Attached is my PEP for extending the buffer protocol to allow array data
to be shared.
PEP: <unassigned>
Title: Extending the buffer protocol to include the array interface
Version: $Revision: $
Last-Modified: $Date: $
Author: Travis Oliphant
Status: Draft
Type: Standards Track
Created: 28-Aug-2006
Python-Version: 2.6
Abstract
This PEP proposes extending the tp_as_buffer structure to include
function pointers that incorporate information about the intended
shape and data-format of the provided buffer. In essence this will
place something akin to the array interface directly into Python.
Rationale
Several extensions to Python utilize the buffer protocol to share
the location of a data-buffer that is really an N-dimensional
array. However, there is no standard way to exchange the
additional N-dimensional array information so that the data-buffer
is interpreted correctly. The NumPy project introduced an array
interface (http://numpy.scipy.org/array_interface.shtml) through a
set of attributes on the object itself. While this approach
works, it requires attribute lookups which can be expensive when
sharing many small arrays.
One of the key reasons that users often request to place something
like NumPy into the standard library is so that it can be used as
standard for other packages that deal with arrays. This PEP
provides a mechanism for extending the buffer protocol (which
already allows data sharing) to add the additional information
needed to understand the data. This should be of benefit to all
third-party modules that want to share memory through the buffer
protocol such as GUI toolkits, PIL, PyGame, CVXOPT, PyVoxel,
PyMedia, audio libraries, video libraries etc.
Proposal
Add a bf_getarrayinfo function pointer to the buffer protocol to
allow objects to share additional information about the returned
memory pointer. Add the TP_HAS_EXT_BUFFER flag to types that
define the extended buffer protocol.
Specification:
static int
bf_getarrayinfo (PyObject *obj, Py_intptr_t **shape,
Py_intptr_t **strides, PyObject **dataformat)
Inputs:
obj -- The Python object being questioned.
Outputs:
[function result] -- the number of dimensions (n)

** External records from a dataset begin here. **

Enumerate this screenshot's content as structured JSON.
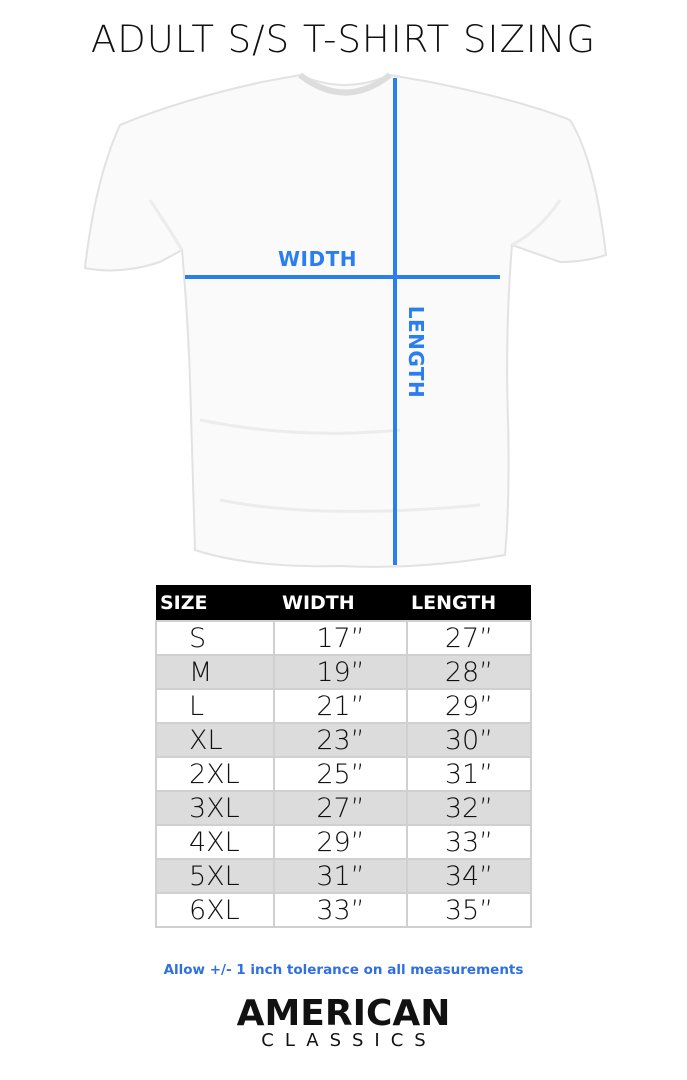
{
  "title": "ADULT S/S T-SHIRT SIZING",
  "diagram": {
    "width_label": "WIDTH",
    "length_label": "LENGTH",
    "accent_color": "#2a7ef0"
  },
  "table": {
    "headers": [
      "SIZE",
      "WIDTH",
      "LENGTH"
    ],
    "rows": [
      [
        "S",
        "17”",
        "27”"
      ],
      [
        "M",
        "19”",
        "28”"
      ],
      [
        "L",
        "21”",
        "29”"
      ],
      [
        "XL",
        "23”",
        "30”"
      ],
      [
        "2XL",
        "25”",
        "31”"
      ],
      [
        "3XL",
        "27”",
        "32”"
      ],
      [
        "4XL",
        "29”",
        "33”"
      ],
      [
        "5XL",
        "31”",
        "34”"
      ],
      [
        "6XL",
        "33”",
        "35”"
      ]
    ]
  },
  "note": "Allow +/- 1 inch tolerance on all measurements",
  "logo": {
    "line1": "AMERICAN",
    "line2": "CLASSICS"
  }
}
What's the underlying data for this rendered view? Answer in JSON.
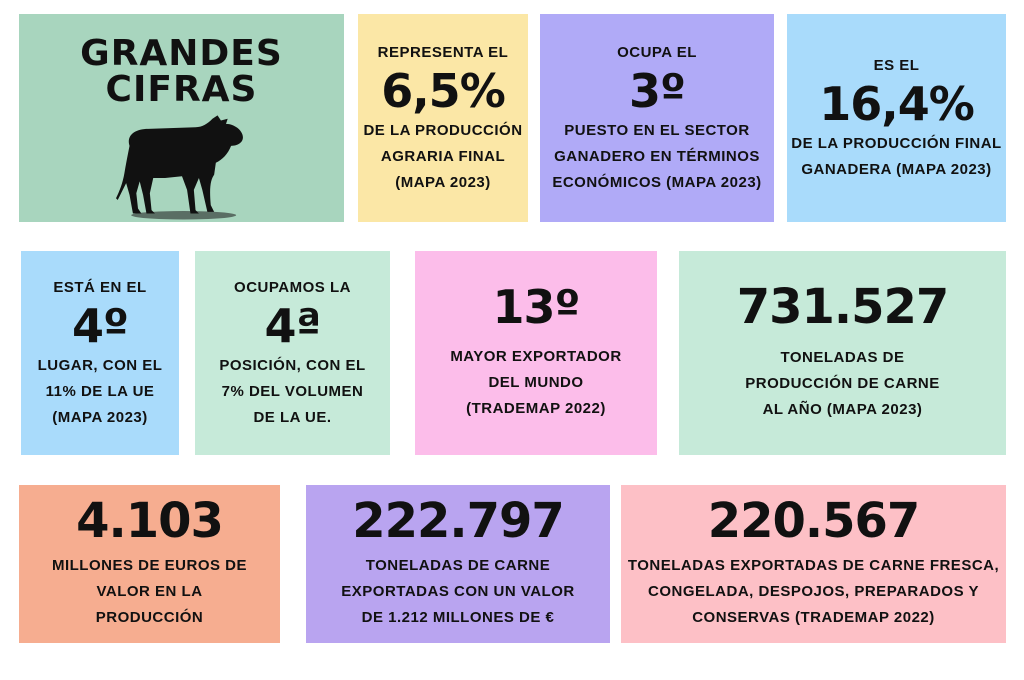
{
  "colors": {
    "green": "#a8d5be",
    "yellow": "#fbe7a6",
    "purple": "#b0aaf7",
    "blue": "#a9dbfb",
    "mint": "#c6ead9",
    "pink": "#fcbdea",
    "salmon": "#f6ad90",
    "violet": "#b9a4f0",
    "rose": "#fdc0c6"
  },
  "header": {
    "title": "GRANDES CIFRAS",
    "icon": "cow-icon"
  },
  "tiles": [
    {
      "pre": "REPRESENTA EL",
      "value": "6,5%",
      "lines": [
        "DE LA PRODUCCIÓN",
        "AGRARIA FINAL",
        "(MAPA 2023)"
      ]
    },
    {
      "pre": "OCUPA EL",
      "value": "3º",
      "lines": [
        "PUESTO EN EL SECTOR",
        "GANADERO EN TÉRMINOS",
        "ECONÓMICOS (MAPA 2023)"
      ]
    },
    {
      "pre": "ES EL",
      "value": "16,4%",
      "lines": [
        "DE LA PRODUCCIÓN FINAL",
        "GANADERA (MAPA 2023)"
      ]
    },
    {
      "pre": "ESTÁ EN EL",
      "value": "4º",
      "lines": [
        "LUGAR, CON EL",
        "11% DE LA UE",
        "(MAPA 2023)"
      ]
    },
    {
      "pre": "OCUPAMOS LA",
      "value": "4ª",
      "lines": [
        "POSICIÓN, CON EL",
        "7% DEL VOLUMEN",
        "DE LA UE."
      ]
    },
    {
      "value": "13º",
      "lines": [
        "MAYOR EXPORTADOR",
        "DEL MUNDO",
        "(TRADEMAP 2022)"
      ]
    },
    {
      "value": "731.527",
      "lines": [
        "TONELADAS DE",
        "PRODUCCIÓN DE CARNE",
        "AL AÑO (MAPA 2023)"
      ]
    },
    {
      "value": "4.103",
      "lines": [
        "MILLONES DE EUROS DE",
        "VALOR EN LA",
        "PRODUCCIÓN"
      ]
    },
    {
      "value": "222.797",
      "lines": [
        "TONELADAS DE CARNE",
        "EXPORTADAS CON UN VALOR",
        "DE 1.212 MILLONES DE €"
      ]
    },
    {
      "value": "220.567",
      "lines": [
        "TONELADAS EXPORTADAS DE CARNE FRESCA,",
        "CONGELADA, DESPOJOS, PREPARADOS Y",
        "CONSERVAS (TRADEMAP 2022)"
      ]
    }
  ]
}
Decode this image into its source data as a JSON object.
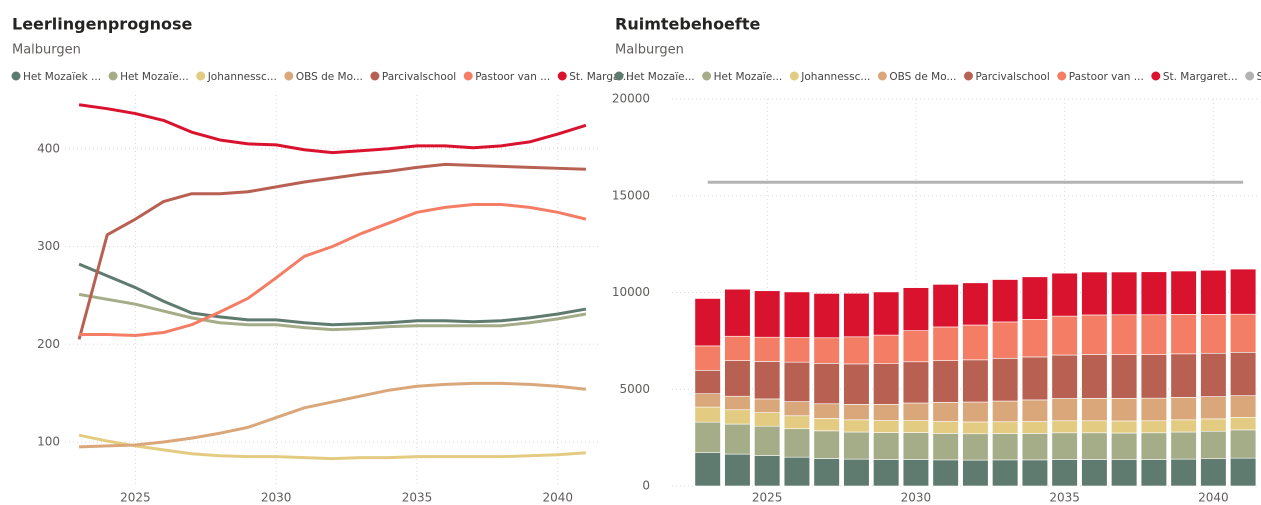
{
  "chart_data": [
    {
      "type": "line",
      "title": "Leerlingenprognose",
      "subtitle": "Malburgen",
      "x": [
        2023,
        2024,
        2025,
        2026,
        2027,
        2028,
        2029,
        2030,
        2031,
        2032,
        2033,
        2034,
        2035,
        2036,
        2037,
        2038,
        2039,
        2040,
        2041
      ],
      "xlim": [
        2022.5,
        2041.5
      ],
      "xticks": [
        2025,
        2030,
        2035,
        2040
      ],
      "ylim": [
        55,
        455
      ],
      "yticks": [
        100,
        200,
        300,
        400
      ],
      "grid": true,
      "series": [
        {
          "name": "Het Mozaïek ...",
          "color": "#5f7a6e",
          "values": [
            282,
            270,
            258,
            244,
            232,
            228,
            225,
            225,
            222,
            220,
            221,
            222,
            224,
            224,
            223,
            224,
            227,
            231,
            236
          ]
        },
        {
          "name": "Het Mozaïe...",
          "color": "#a4ad88",
          "values": [
            251,
            246,
            241,
            234,
            227,
            222,
            220,
            220,
            217,
            215,
            216,
            218,
            219,
            219,
            219,
            219,
            222,
            226,
            231
          ]
        },
        {
          "name": "Johannessc...",
          "color": "#e3cc82",
          "values": [
            107,
            101,
            96,
            92,
            88,
            86,
            85,
            85,
            84,
            83,
            84,
            84,
            85,
            85,
            85,
            85,
            86,
            87,
            89
          ]
        },
        {
          "name": "OBS de Mo...",
          "color": "#d9a77a",
          "values": [
            95,
            96,
            97,
            100,
            104,
            109,
            115,
            125,
            135,
            141,
            147,
            153,
            157,
            159,
            160,
            160,
            159,
            157,
            154
          ]
        },
        {
          "name": "Parcivalschool",
          "color": "#b86153",
          "values": [
            205,
            312,
            328,
            346,
            354,
            354,
            356,
            361,
            366,
            370,
            374,
            377,
            381,
            384,
            383,
            382,
            381,
            380,
            379
          ]
        },
        {
          "name": "Pastoor van ...",
          "color": "#f47e65",
          "values": [
            210,
            210,
            209,
            212,
            220,
            233,
            247,
            268,
            290,
            300,
            313,
            324,
            335,
            340,
            343,
            343,
            340,
            335,
            328
          ]
        },
        {
          "name": "St. Margar...",
          "color": "#d9122e",
          "values": [
            445,
            441,
            436,
            429,
            417,
            409,
            405,
            404,
            399,
            396,
            398,
            400,
            403,
            403,
            401,
            403,
            407,
            415,
            424
          ]
        }
      ]
    },
    {
      "type": "stacked_bar",
      "title": "Ruimtebehoefte",
      "subtitle": "Malburgen",
      "x": [
        2023,
        2024,
        2025,
        2026,
        2027,
        2028,
        2029,
        2030,
        2031,
        2032,
        2033,
        2034,
        2035,
        2036,
        2037,
        2038,
        2039,
        2040,
        2041
      ],
      "xlim": [
        2021.8,
        2041.5
      ],
      "xticks": [
        2025,
        2030,
        2035,
        2040
      ],
      "ylim": [
        0,
        20000
      ],
      "yticks": [
        0,
        5000,
        10000,
        15000,
        20000
      ],
      "grid": true,
      "series": [
        {
          "name": "Het Mozaïe...",
          "color": "#5f7a6e",
          "values": [
            1720,
            1650,
            1570,
            1490,
            1420,
            1390,
            1370,
            1370,
            1350,
            1340,
            1350,
            1350,
            1370,
            1370,
            1360,
            1370,
            1390,
            1410,
            1440
          ]
        },
        {
          "name": "Het Mozaïe...",
          "color": "#a4ad88",
          "values": [
            1580,
            1550,
            1520,
            1470,
            1430,
            1400,
            1390,
            1390,
            1370,
            1360,
            1360,
            1370,
            1380,
            1380,
            1380,
            1380,
            1400,
            1420,
            1460
          ]
        },
        {
          "name": "Johannessc...",
          "color": "#e3cc82",
          "values": [
            780,
            740,
            700,
            670,
            640,
            630,
            620,
            620,
            610,
            610,
            610,
            610,
            620,
            620,
            620,
            620,
            630,
            640,
            650
          ]
        },
        {
          "name": "OBS de Mo...",
          "color": "#d9a77a",
          "values": [
            690,
            700,
            710,
            730,
            760,
            800,
            840,
            910,
            990,
            1030,
            1070,
            1120,
            1150,
            1160,
            1170,
            1170,
            1160,
            1150,
            1120
          ]
        },
        {
          "name": "Parcivalschool",
          "color": "#b86153",
          "values": [
            1210,
            1840,
            1940,
            2040,
            2090,
            2090,
            2100,
            2130,
            2160,
            2180,
            2210,
            2220,
            2250,
            2270,
            2260,
            2250,
            2250,
            2240,
            2240
          ]
        },
        {
          "name": "Pastoor van ...",
          "color": "#f47e65",
          "values": [
            1260,
            1260,
            1250,
            1270,
            1320,
            1400,
            1480,
            1610,
            1740,
            1800,
            1880,
            1940,
            2010,
            2040,
            2060,
            2060,
            2040,
            2010,
            1970
          ]
        },
        {
          "name": "St. Margaret...",
          "color": "#d9122e",
          "values": [
            2450,
            2430,
            2400,
            2360,
            2290,
            2250,
            2230,
            2220,
            2200,
            2180,
            2190,
            2200,
            2220,
            2220,
            2210,
            2220,
            2240,
            2280,
            2330
          ]
        },
        {
          "name": "Som van bvo",
          "color": "#b3b3b3",
          "type": "line",
          "values": [
            15700,
            15700,
            15700,
            15700,
            15700,
            15700,
            15700,
            15700,
            15700,
            15700,
            15700,
            15700,
            15700,
            15700,
            15700,
            15700,
            15700,
            15700,
            15700
          ]
        }
      ]
    }
  ]
}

*shape -- A C-array of 'n' integers indicating the
shape of the array. Can be NULL if n==0.
*strides -- A C-array of 'n' integers indicating
the number of bytes to jump to get to the next
element in each dimension. Can be NULL if the
array is C-contiguous (or n==0).
*dataformat -- A Python object describing the data-format
each element of the array should be
interpreted as.
Discussion Questions:
1) How is data-format information supposed to be shared? A companion
proposal suggests returning a data-format object which carries the
information about the buffer area.
2) Should the single function pointer call be extended into
multiple calls or should it's arguments be compressed into a structure
that is filled?
3) Should a C-API function(s) be created which wraps calls to this function
pointer much like is done now with the buffer protocol? What should
the interface of this function (or these functions) be.
4) Should a mask (for missing values) be shared as well?
Reference Implementation
Supplied when the PEP is accepted.
Copyright
This document is placed in the public domain.